Izgec O., Demiral B., Bertin H., AKIN S.

TRANSPORT IN POROUS MEDIA, vol.72, no.1, pp.1-24, 2008 (Peer-Reviewed Journal) identifier identifier

  • Publication Type: Article / Article
  • Volume: 72 Issue: 1
  • Publication Date: 2008
  • Doi Number: 10.1007/s11242-007-9132-5
  • Journal Indexes: Science Citation Index Expanded, Scopus
  • Page Numbers: pp.1-24
  • Keywords: carbon dioxide injection in carbonates, geological sequestration, permeability and porosity change, PERMEABILITY-POROSITY RELATIONSHIPS, SEQUESTRATION, DISSOLUTION, SIMULATION, DISPOSAL, PRESSURE, GASES, ROCKS, MODEL


Although there are a number of mathematical modeling studies for carbon dioxide (CO2) injection into aquifer formations, experimental studies are limited and most studies focus on injection into sandstone reservoirs as opposed to carbonate ones. This study presents the results of computerized tomography (CT) monitored laboratory experiments to analyze permeability and porosity changes as well as to characterize relevant chemical reactions associated with injection and storage of CO2 in carbonate formations.
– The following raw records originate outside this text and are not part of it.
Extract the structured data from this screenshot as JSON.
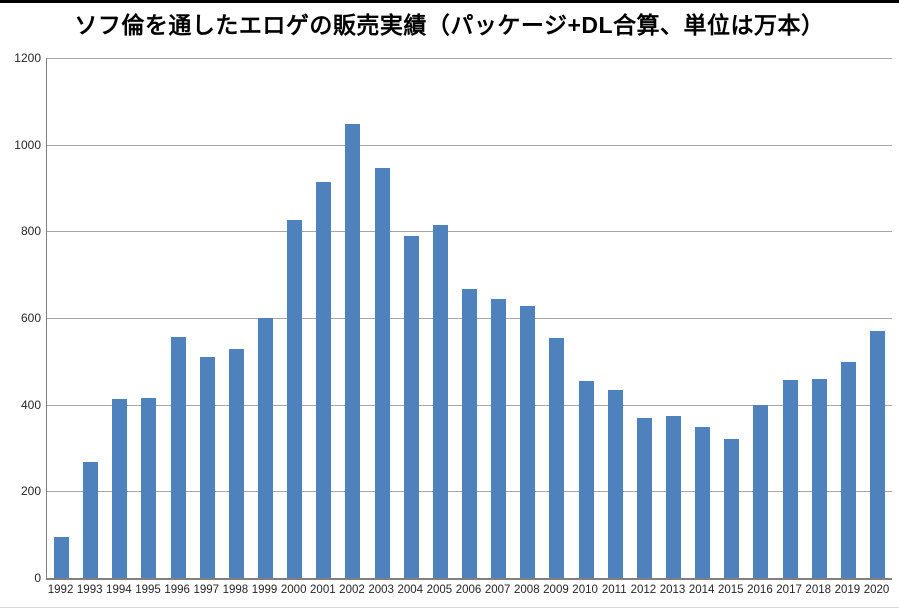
{
  "window": {
    "top_border_color": "#000000",
    "bottom_divider_color": "#d9d9d9",
    "background_color": "#ffffff"
  },
  "chart_data": {
    "type": "bar",
    "title": "ソフ倫を通したエロゲの販売実績（パッケージ+DL合算、単位は万本）",
    "xlabel": "",
    "ylabel": "",
    "categories": [
      "1992",
      "1993",
      "1994",
      "1995",
      "1996",
      "1997",
      "1998",
      "1999",
      "2000",
      "2001",
      "2002",
      "2003",
      "2004",
      "2005",
      "2006",
      "2007",
      "2008",
      "2009",
      "2010",
      "2011",
      "2012",
      "2013",
      "2014",
      "2015",
      "2016",
      "2017",
      "2018",
      "2019",
      "2020"
    ],
    "values": [
      95,
      267,
      413,
      416,
      556,
      511,
      528,
      600,
      826,
      914,
      1047,
      946,
      789,
      815,
      668,
      644,
      627,
      555,
      455,
      435,
      370,
      375,
      348,
      322,
      400,
      458,
      460,
      498,
      570
    ],
    "ylim": [
      0,
      1200
    ],
    "yticks": [
      0,
      200,
      400,
      600,
      800,
      1000,
      1200
    ],
    "grid": true,
    "legend_position": "none",
    "bar_color": "#4F81BD",
    "gridline_color": "#A6A6A6",
    "axis_color": "#808080",
    "tick_label_color": "#262626",
    "title_color": "#000000"
  }
}
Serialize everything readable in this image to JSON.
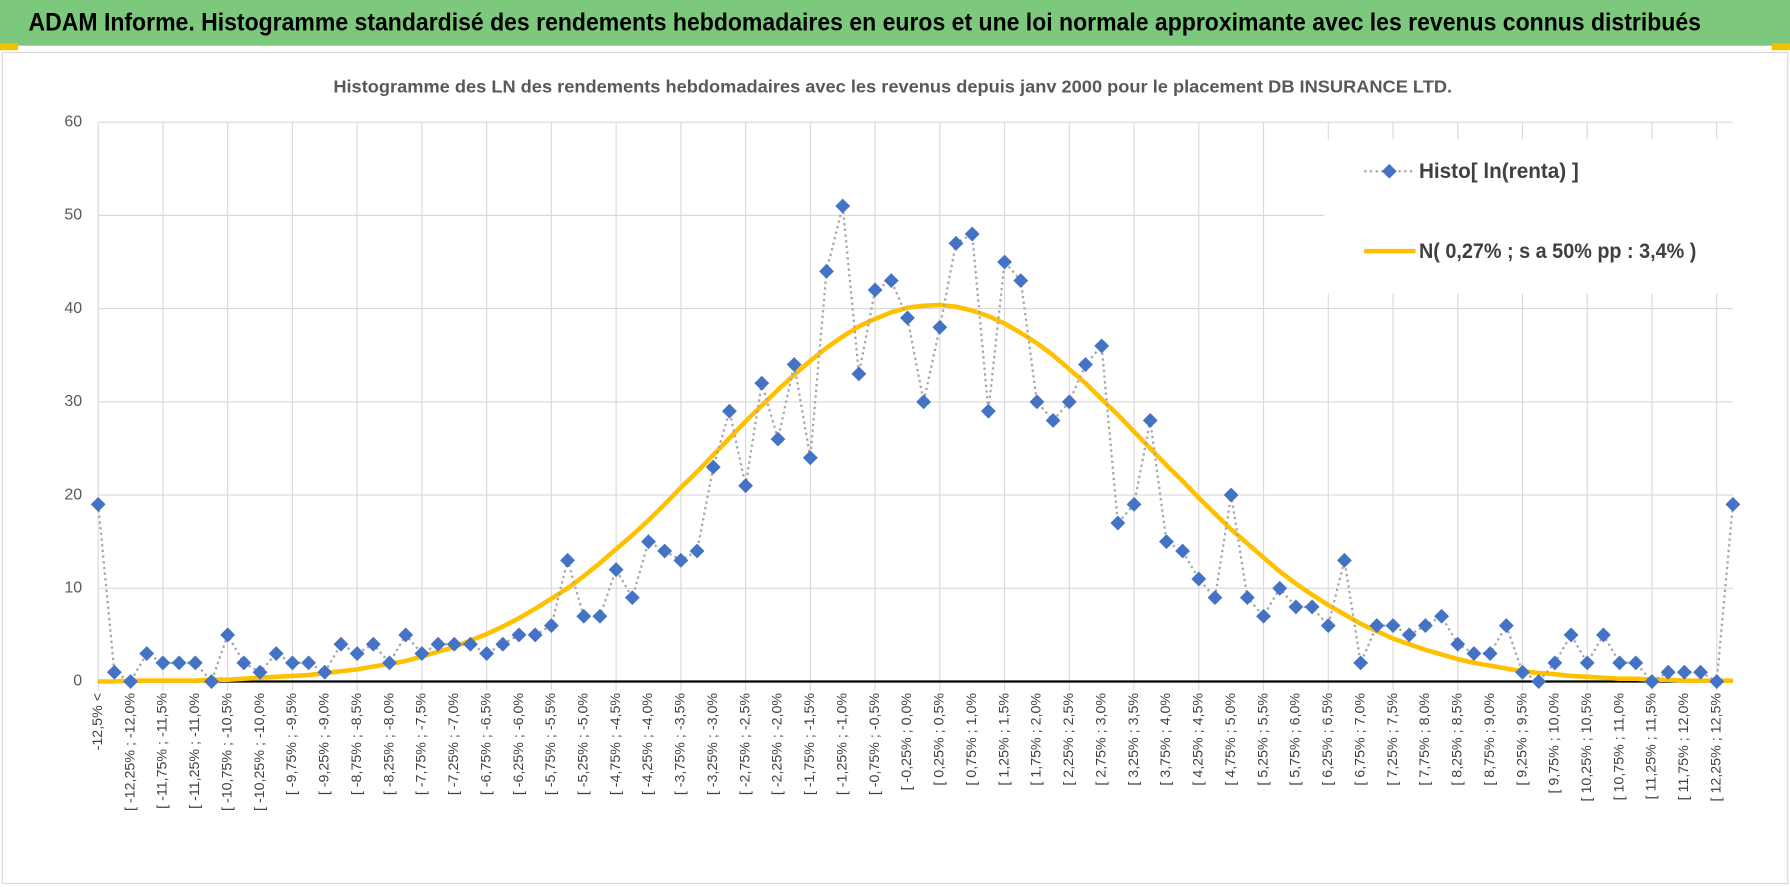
{
  "header": {
    "title": "ADAM Informe. Histogramme standardisé des rendements hebdomadaires en euros et une loi normale approximante avec les revenus connus distribués"
  },
  "chart_data": {
    "type": "line",
    "title": "Histogramme des LN des rendements hebdomadaires avec les revenus depuis janv 2000 pour le placement DB INSURANCE LTD.",
    "categories": [
      "-12,5% <",
      null,
      "[ -12,25% ; -12,0%",
      null,
      "[ -11,75% ; -11,5%",
      null,
      "[ -11,25% ; -11,0%",
      null,
      "[ -10,75% ; -10,5%",
      null,
      "[ -10,25% ; -10,0%",
      null,
      "[ -9,75% ; -9,5%",
      null,
      "[ -9,25% ; -9,0%",
      null,
      "[ -8,75% ; -8,5%",
      null,
      "[ -8,25% ; -8,0%",
      null,
      "[ -7,75% ; -7,5%",
      null,
      "[ -7,25% ; -7,0%",
      null,
      "[ -6,75% ; -6,5%",
      null,
      "[ -6,25% ; -6,0%",
      null,
      "[ -5,75% ; -5,5%",
      null,
      "[ -5,25% ; -5,0%",
      null,
      "[ -4,75% ; -4,5%",
      null,
      "[ -4,25% ; -4,0%",
      null,
      "[ -3,75% ; -3,5%",
      null,
      "[ -3,25% ; -3,0%",
      null,
      "[ -2,75% ; -2,5%",
      null,
      "[ -2,25% ; -2,0%",
      null,
      "[ -1,75% ; -1,5%",
      null,
      "[ -1,25% ; -1,0%",
      null,
      "[ -0,75% ; -0,5%",
      null,
      "[ -0,25% ; 0,0%",
      null,
      "[ 0,25% ; 0,5%",
      null,
      "[ 0,75% ; 1,0%",
      null,
      "[ 1,25% ; 1,5%",
      null,
      "[ 1,75% ; 2,0%",
      null,
      "[ 2,25% ; 2,5%",
      null,
      "[ 2,75% ; 3,0%",
      null,
      "[ 3,25% ; 3,5%",
      null,
      "[ 3,75% ; 4,0%",
      null,
      "[ 4,25% ; 4,5%",
      null,
      "[ 4,75% ; 5,0%",
      null,
      "[ 5,25% ; 5,5%",
      null,
      "[ 5,75% ; 6,0%",
      null,
      "[ 6,25% ; 6,5%",
      null,
      "[ 6,75% ; 7,0%",
      null,
      "[ 7,25% ; 7,5%",
      null,
      "[ 7,75% ; 8,0%",
      null,
      "[ 8,25% ; 8,5%",
      null,
      "[ 8,75% ; 9,0%",
      null,
      "[ 9,25% ; 9,5%",
      null,
      "[ 9,75% ; 10,0%",
      null,
      "[ 10,25% ; 10,5%",
      null,
      "[ 10,75% ; 11,0%",
      null,
      "[ 11,25% ; 11,5%",
      null,
      "[ 11,75% ; 12,0%",
      null,
      "[ 12,25% ; 12,5%",
      null
    ],
    "series": [
      {
        "name": "Histo[ ln(renta) ]",
        "color": "#4472c4",
        "line_color": "#a6a6a6",
        "marker": "diamond",
        "dash": "dotted",
        "values": [
          19,
          1,
          0,
          3,
          2,
          2,
          2,
          0,
          5,
          2,
          1,
          3,
          2,
          2,
          1,
          4,
          3,
          4,
          2,
          5,
          3,
          4,
          4,
          4,
          3,
          4,
          5,
          5,
          6,
          13,
          7,
          7,
          12,
          9,
          15,
          14,
          13,
          14,
          23,
          29,
          21,
          32,
          26,
          34,
          24,
          44,
          51,
          33,
          42,
          43,
          39,
          30,
          38,
          47,
          48,
          29,
          45,
          43,
          30,
          28,
          30,
          34,
          36,
          17,
          19,
          28,
          15,
          14,
          11,
          9,
          20,
          9,
          7,
          10,
          8,
          8,
          6,
          13,
          2,
          6,
          6,
          5,
          6,
          7,
          4,
          3,
          3,
          6,
          1,
          0,
          2,
          5,
          2,
          5,
          2,
          2,
          0,
          1,
          1,
          1,
          0,
          19
        ]
      },
      {
        "name": "N( 0,27% ; s a 50% pp : 3,4% )",
        "color": "#ffc000",
        "marker": "none",
        "dash": "solid",
        "values": [
          0.0,
          0.0,
          0.1,
          0.1,
          0.1,
          0.1,
          0.1,
          0.2,
          0.2,
          0.3,
          0.4,
          0.5,
          0.6,
          0.7,
          0.9,
          1.1,
          1.3,
          1.6,
          1.9,
          2.2,
          2.7,
          3.2,
          3.7,
          4.4,
          5.1,
          5.9,
          6.8,
          7.8,
          8.9,
          10.0,
          11.3,
          12.7,
          14.2,
          15.7,
          17.3,
          19.0,
          20.8,
          22.5,
          24.3,
          26.1,
          27.9,
          29.6,
          31.3,
          32.9,
          34.4,
          35.8,
          37.0,
          38.1,
          38.9,
          39.6,
          40.1,
          40.3,
          40.4,
          40.2,
          39.8,
          39.2,
          38.4,
          37.4,
          36.3,
          35.0,
          33.5,
          32.0,
          30.3,
          28.6,
          26.8,
          25.0,
          23.2,
          21.5,
          19.7,
          18.0,
          16.3,
          14.8,
          13.3,
          11.8,
          10.5,
          9.3,
          8.2,
          7.2,
          6.2,
          5.4,
          4.6,
          4.0,
          3.4,
          2.9,
          2.4,
          2.0,
          1.7,
          1.4,
          1.1,
          0.9,
          0.8,
          0.6,
          0.5,
          0.4,
          0.3,
          0.3,
          0.2,
          0.2,
          0.1,
          0.1,
          0.1,
          0.1
        ]
      }
    ],
    "ylim": [
      0,
      60
    ],
    "yticks": [
      0,
      10,
      20,
      30,
      40,
      50,
      60
    ],
    "grid": true,
    "legend": "top-right"
  }
}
CT monitored experiments are designed to model fast near well bore flow and slow reservoir flows. Highly heterogeneous cores drilled from a carbonate aquifer formation located in South East Turkey were used during the experiments. Porosity changes along the core plugs and the corresponding permeability changes are reported for different CO2 injection rates and different salt concentrations of formation water. It was observed that either a permeability increase or a permeability reduction can be obtained. The trend of change in rock properties is very case dependent because it is related to distribution of pores, brine composition and thermodynamic conditions. As the salt concentration decreases, porosity and the permeability decreases are less pronounced. Calcite deposition is mainly influenced by orientation, with horizontal flow resulting in larger calcite deposition compared to vertical flow.